History

Great Britain
- Name: HMS Stormont
- Acquired: February 1781 by purchase of a prize

History

France
- Name: Stormont
- Acquired: February 1782 by capture
- Fate: Broken up c.1786

General characteristics
- Tons burthen: 175 (bm)
- Length: Overall:80 ft 0 in (24.4 m); Keel:50 ft 2 in (15.3 m);
- Beam: 23 ft 7 in (7.2 m)
- Depth of hold: 10 ft 0 in (3.0 m)
- Sail plan: Brig-sloop
- Complement: 100
- Armament: RN: 14 × 4-pounder guns; French Navy" 16 × 4 or 6-pounder guns;

= HMS Stormont (1781) =

Sloop of the Royal Navy

HMS Stormont was the highly successful American privateer General Pickering, which Admiral Rodney's British fleet captured on 3 February 1781 at the capture of Sint Eustatius. She was one of nine captured American vessels that the British sent to Antigua a few days later to be assessed for possible purchase. The Royal Navy purchased General Pickering on 14 February and Commander Nicholas Charrington commissioned her in the Leeward Islands for service as HM Sloop Stormont. Commander Christmas Paul replaced Charrington.

Lieutenant George M'Kinley was made lieutenant into Stormont on 14 January 1782, but the French captured her before he could join her.
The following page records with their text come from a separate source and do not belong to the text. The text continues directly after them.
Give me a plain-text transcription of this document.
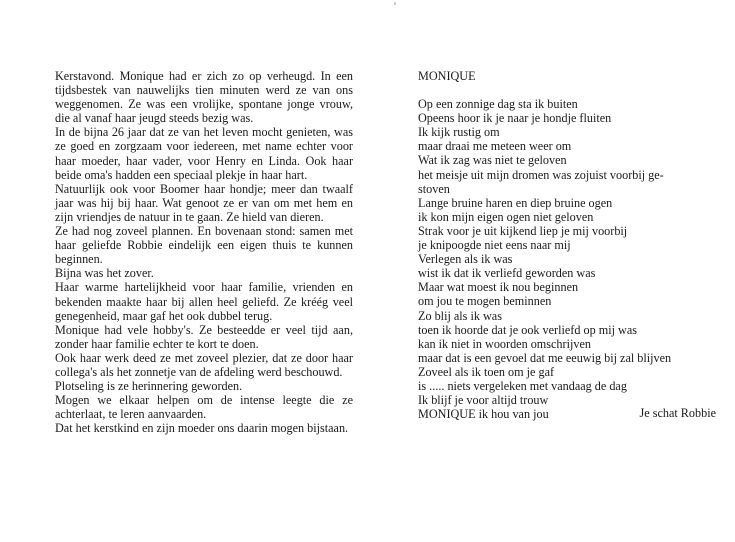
Kerstavond. Monique had er zich zo op verheugd. In een tijdsbestek van nauwelijks tien minuten werd ze van ons weggenomen. Ze was een vrolijke, spontane jonge vrouw, die al vanaf haar jeugd steeds bezig was.

In de bijna 26 jaar dat ze van het leven mocht genieten, was ze goed en zorgzaam voor iedereen, met name echter voor haar moeder, haar vader, voor Henry en Linda. Ook haar beide oma's hadden een speciaal plekje in haar hart.

Natuurlijk ook voor Boomer haar hondje; meer dan twaalf jaar was hij bij haar. Wat genoot ze er van om met hem en zijn vriendjes de natuur in te gaan. Ze hield van dieren.

Ze had nog zoveel plannen. En bovenaan stond: samen met haar geliefde Robbie eindelijk een eigen thuis te kunnen beginnen.

Bijna was het zover.

Haar warme hartelijkheid voor haar familie, vrienden en bekenden maakte haar bij allen heel geliefd. Ze kréég veel genegenheid, maar gaf het ook dubbel terug.

Monique had vele hobby's. Ze besteedde er veel tijd aan, zonder haar familie echter te kort te doen.

Ook haar werk deed ze met zoveel plezier, dat ze door haar collega's als het zonnetje van de afdeling werd beschouwd.

Plotseling is ze herinnering geworden.

Mogen we elkaar helpen om de intense leegte die ze achterlaat, te leren aanvaarden.

Dat het kerstkind en zijn moeder ons daarin mogen bijstaan.

MONIQUE

Op een zonnige dag sta ik buiten
Opeens hoor ik je naar je hondje fluiten
Ik kijk rustig om
maar draai me meteen weer om
Wat ik zag was niet te geloven
het meisje uit mijn dromen was zojuist voorbij ge-
stoven
Lange bruine haren en diep bruine ogen
ik kon mijn eigen ogen niet geloven
Strak voor je uit kijkend liep je mij voorbij
je knipoogde niet eens naar mij
Verlegen als ik was
wist ik dat ik verliefd geworden was
Maar wat moest ik nou beginnen
om jou te mogen beminnen
Zo blij als ik was
toen ik hoorde dat je ook verliefd op mij was
kan ik niet in woorden omschrijven
maar dat is een gevoel dat me eeuwig bij zal blijven
Zoveel als ik toen om je gaf
is ..... niets vergeleken met vandaag de dag
Ik blijf je voor altijd trouw
MONIQUE ik hou van jou	Je schat Robbie
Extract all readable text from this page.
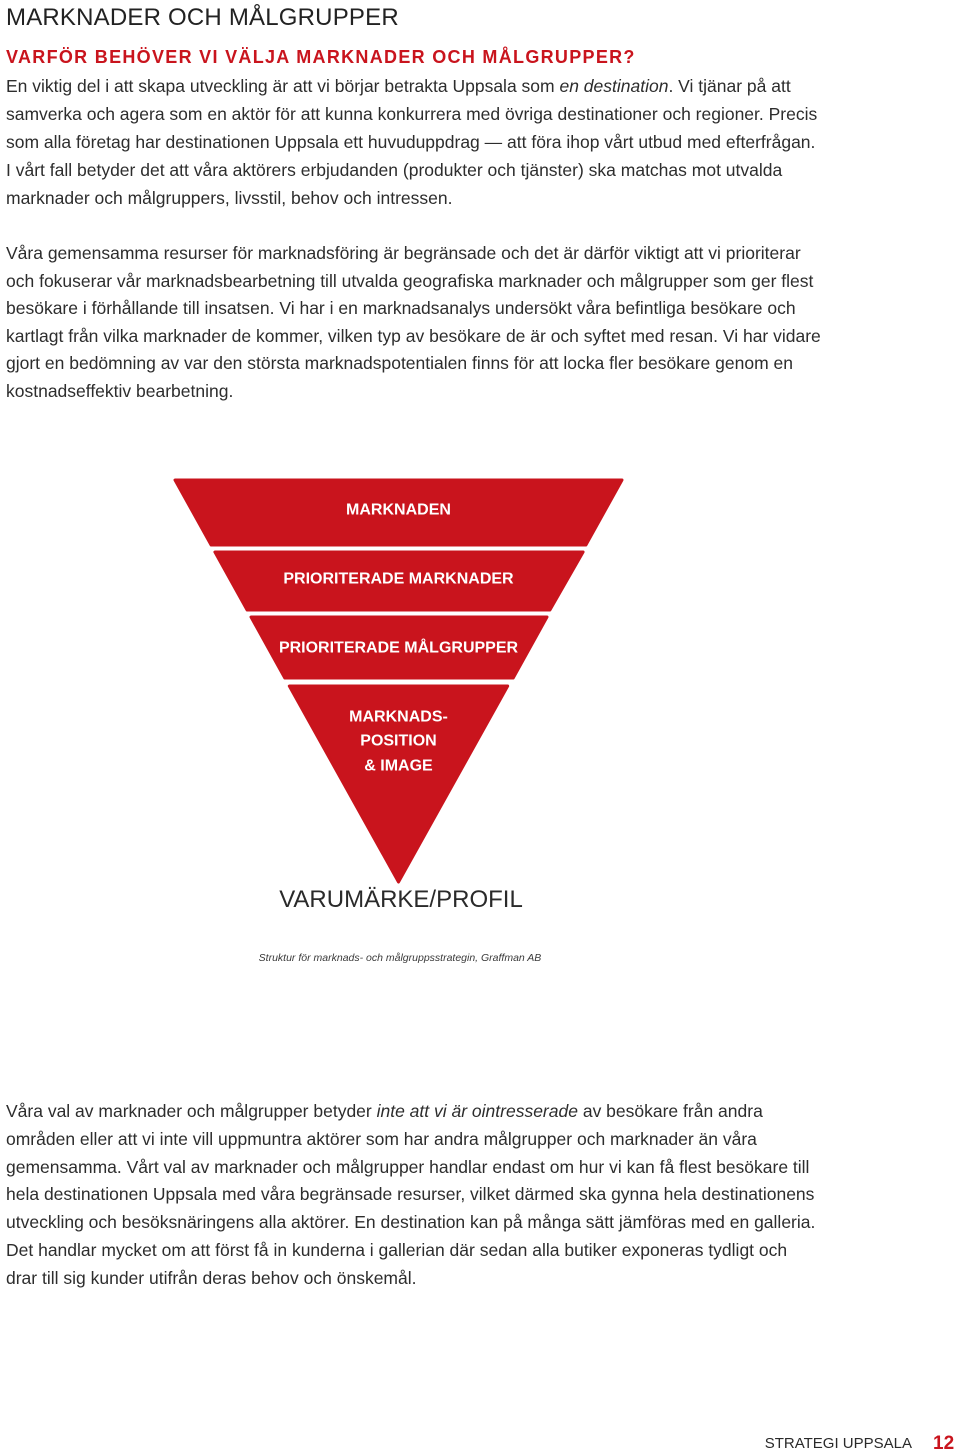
MARKNADER OCH MÅLGRUPPER
VARFÖR BEHÖVER VI VÄLJA MARKNADER OCH MÅLGRUPPER?
En viktig del i att skapa utveckling är att vi börjar betrakta Uppsala som en destination. Vi tjänar på att
samverka och agera som en aktör för att kunna konkurrera med övriga destinationer och regioner. Precis
som alla företag har destinationen Uppsala ett huvuduppdrag — att föra ihop vårt utbud med efterfrågan.
I vårt fall betyder det att våra aktörers erbjudanden (produkter och tjänster) ska matchas mot utvalda
marknader och målgruppers, livsstil, behov och intressen.
Våra gemensamma resurser för marknadsföring är begränsade och det är därför viktigt att vi prioriterar
och fokuserar vår marknadsbearbetning till utvalda geografiska marknader och målgrupper som ger flest
besökare i förhållande till insatsen. Vi har i en marknadsanalys undersökt våra befintliga besökare och
kartlagt från vilka marknader de kommer, vilken typ av besökare de är och syftet med resan. Vi har vidare
gjort en bedömning av var den största marknadspotentialen finns för att locka fler besökare genom en
kostnadseffektiv bearbetning.
MARKNADEN
PRIORITERADE MARKNADER
PRIORITERADE MÅLGRUPPER
MARKNADS-
POSITION
& IMAGE
VARUMÄRKE/PROFIL
Struktur för marknads- och målgruppsstrategin, Graffman AB
Våra val av marknader och målgrupper betyder inte att vi är ointresserade av besökare från andra
områden eller att vi inte vill uppmuntra aktörer som har andra målgrupper och marknader än våra
gemensamma. Vårt val av marknader och målgrupper handlar endast om hur vi kan få flest besökare till
hela destinationen Uppsala med våra begränsade resurser, vilket därmed ska gynna hela destinationens
utveckling och besöksnäringens alla aktörer. En destination kan på många sätt jämföras med en galleria.
Det handlar mycket om att först få in kunderna i gallerian där sedan alla butiker exponeras tydligt och
drar till sig kunder utifrån deras behov och önskemål.
STRATEGI UPPSALA 12
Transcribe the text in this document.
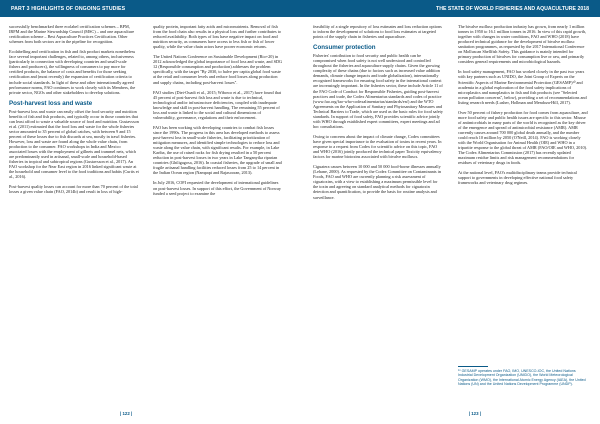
PART 3 HIGHLIGHTS OF ONGOING STUDIES	THE STATE OF WORLD FISHERIES AND AQUACULTURE 2018

successfully benchmarked three ecolabel certification schemes – BPM, IRFM and the Marine Stewardship Council (MSC) – and one aquaculture certification scheme – Best Aquaculture Practices Certification. Other schemes from both sectors are in the pipeline for recognition.

Ecolabelling and certification in fish and fish product markets nonetheless face several important challenges, related to, among others, inclusiveness (particularly in connection with developing countries and small-scale fishers and producers), the willingness of consumers to pay more for certified products, the balance of costs and benefits for those seeking certification and (most recently) the expansion of certification criteria to include social standards. In light of these and other internationally agreed performance norms, FAO continues to work closely with its Members, the private sector, NGOs and other stakeholders to develop solutions.

Post-harvest loss and waste

Post-harvest loss and waste can easily offset the food security and nutrition benefits of fish and fish products, and typically occur in those countries that can least afford to waste a valuable source of food and nutrition. Gustavsson et al. (2011) estimated that the food loss and waste for the whole fisheries sector amounted to 35 percent of global catches, with between 9 and 15 percent of these losses due to fish discards at sea, mostly in trawl fisheries. However, loss and waste are found along the whole value chain, from production to the consumer. FAO workshops in India and Mexico associated losses with the employment of gillnets and trammel nets, which are predominantly used in artisanal, small-scale and household-based fisheries in tropical and subtropical regions (Gustavsson et al., 2017). An FAO workshop for the Near East region in 2016 linked significant waste at the household and consumer level to the food traditions and habits (Curtis et al., 2016).

Post-harvest quality losses can account for more than 70 percent of the total losses a given value chain (FAO, 2014b) and result in loss of high-

quality protein, important fatty acids and micronutrients. Removal of fish from the food chain also results in a physical loss and further contributes to reduced availability. Both types of loss have negative impact on food and nutrition security, as consumers have access to less fish or fish of lower quality, while the value chain actors have poorer economic returns.

The United Nations Conference on Sustainable Development (Rio+20) in 2012 acknowledged the global importance of food loss and waste, and SDG 12 (Responsible consumption and production) addresses the problem specifically, with the target "By 2030, to halve per capita global food waste at the retail and consumer levels and reduce food losses along production and supply chains, including post-harvest losses".

FAO studies (Diei-Ouadi et al., 2015; Wibowo et al., 2017) have found that 45 percent of post-harvest fish loss and waste is due to technical, technological and/or infrastructure deficiencies, coupled with inadequate knowledge and skill in post-harvest handling. The remaining 55 percent of loss and waste is linked to the social and cultural dimensions of vulnerability, governance, regulations and their enforcement.

FAO has been working with developing countries to combat fish losses since the 1990s. The progress in this area has developed methods to assess post-harvest loss in small-scale fisheries, facilitating prioritization of mitigation measures, and identified simple technologies to reduce loss and waste along the value chain, with significant results. For example, in Lake Kariba, the use of raised racks for fish drying resulted in a 50 percent reduction in post-harvest losses in two years in Lake Tanganyika riparian countries (Ghiligagosa, 2016). In coastal fisheries, the upgrade of small and fragile artisanal handling facilities reduced losses from 25 to 14 percent in the Indian Ocean region (Nampapi and Rajasooran, 2013).

In July 2016, COFI requested the development of international guidelines on post-harvest losses. In support of this effort, the Government of Norway funded a seed project to examine the

feasibility of a single repository of loss estimates and loss reduction options to inform the development of solutions to food loss estimates at targeted points of the supply chain in fisheries and aquaculture.

Consumer protection

Fisheries' contribution to food security and public health can be compromised when food safety is not well understood and controlled throughout the fisheries and aquaculture supply chains. Given the growing complexity of these chains (due to factors such as increased value addition demands, climate change impacts and trade globalization), internationally recognized frameworks for ensuring food safety in the international context are increasingly important. In the fisheries sector, these include Article 11 of the FAO Code of Conduct for Responsible Fisheries, guiding post-harvest practices and trade, the Codex Alimentarius standards and codes of practice (www.fao.org/fao-who-codexalimentarius/standards/en/) and the WTO Agreements on the Application of Sanitary and Phytosanitary Measures and Technical Barriers to Trade, which are used as the basic rules for food safety standards. In support of food safety, FAO provides scientific advice jointly with WHO through established expert committees, expert meetings and ad hoc consultations.

Owing to concerns about the impact of climate change, Codex committees have given special importance to the evaluation of toxins in recent years. In response to a request from Codex for scientific advice on this topic, FAO and WHO (2016) jointly produced the technical paper Toxicity equivalency factors for marine biotoxins associated with bivalve molluscs.

Ciguatera causes between 10 000 and 50 000 food-borne illnesses annually (Lehane, 2000). As requested by the Codex Committee on Contaminants in Foods, FAO and WHO are currently planning a risk assessment of ciguatoxins, with a view to establishing a maximum permissible level for the toxin and agreeing on standard analytical methods for ciguatoxin detection and quantification, to provide the basis for routine analysis and surveillance.

The bivalve mollusc production industry has grown, from nearly 1 million tonnes in 1950 to 16.1 million tonnes in 2016. In view of this rapid growth, together with changes in water conditions, FAO and WHO (2018) have produced technical guidance for the development of bivalve mollusc sanitation programmes, as requested by the 2017 International Conference on Molluscan Shellfish Safety. This guidance is mainly intended for primary production of bivalves for consumption live or raw, and primarily considers general requirements and microbiological hazards.

In food safety management, FAO has worked closely in the past two years with key partners such as UNIDO, the Joint Group of Experts on the Scientific Aspects of Marine Environmental Protection (GESAMP)¹⁰ and academia in a global exploration of the food safety implications of microplastics and nanoplastics in fish and fish products (see "Selected ocean pollution concerns", below), providing a set of recommendations and listing research needs (Lusher, Hollman and Mendoza-Hill, 2017).

Over 50 percent of fishery production for food comes from aquaculture, and more food safety and public health issues are specific to this sector. Misuse of antimicrobials in many parts of the world is recognized as the key driver of the emergence and spread of antimicrobial resistance (AMR). AMR currently causes around 700 000 global death annually, and the number could reach 10 million by 2050 (O'Neill, 2014). FAO is working closely with the World Organisation for Animal Health (OIE) and WHO in a tripartite response to the global threat of AMR (FAO/OIE and WHO, 2010). The Codex Alimentarius Commission (2017) has recently updated maximum residue limits and risk management recommendations for residues of veterinary drugs in foods.

At the national level, FAO's multidisciplinary teams provide technical support to governments in developing effective national food safety frameworks and veterinary drug regimes.

¹⁰ GESAMP operates under FAO, IMO, UNESCO-IOC, the United Nations Industrial Development Organization (UNIDO), the World Meteorological Organization (WMO), the International Atomic Energy Agency (IAEA), the United Nations (UN) and the United Nations Development Programme (UNDP).
| 122 |	| 123 |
In January–February 1782, French captain Armand de Kersaint led a flotilla in Iphigénie that included two more frigates, four brigs, and a large cutter to recapture Demerara and Essequibo. The small British squadron there consisted of Stormont, , , and , the squadron being under the command of Commander William Tahourdin in Oronoque. The French were sighted on 30 January and Tarhoudin moved his squadron downriver. However, the French landed troops and as these moved towards Demerara, the British forces facing them retreated, forcing Tahourdin to pull back his vessels also. On 1 February the British asked for terms of capitulation, with the actual capitulation taking place on 3 February. In capturing the colonies de Kersaint also captured Tahourdin's squadron.

The French took Stormont into service under her existing name. A key source reports that she was broken up at Rochefort in 1786, and another that she was struck from the lists in that year. However, an article in The Times (of London) dated November 1787 showed her still in service at Rochfort.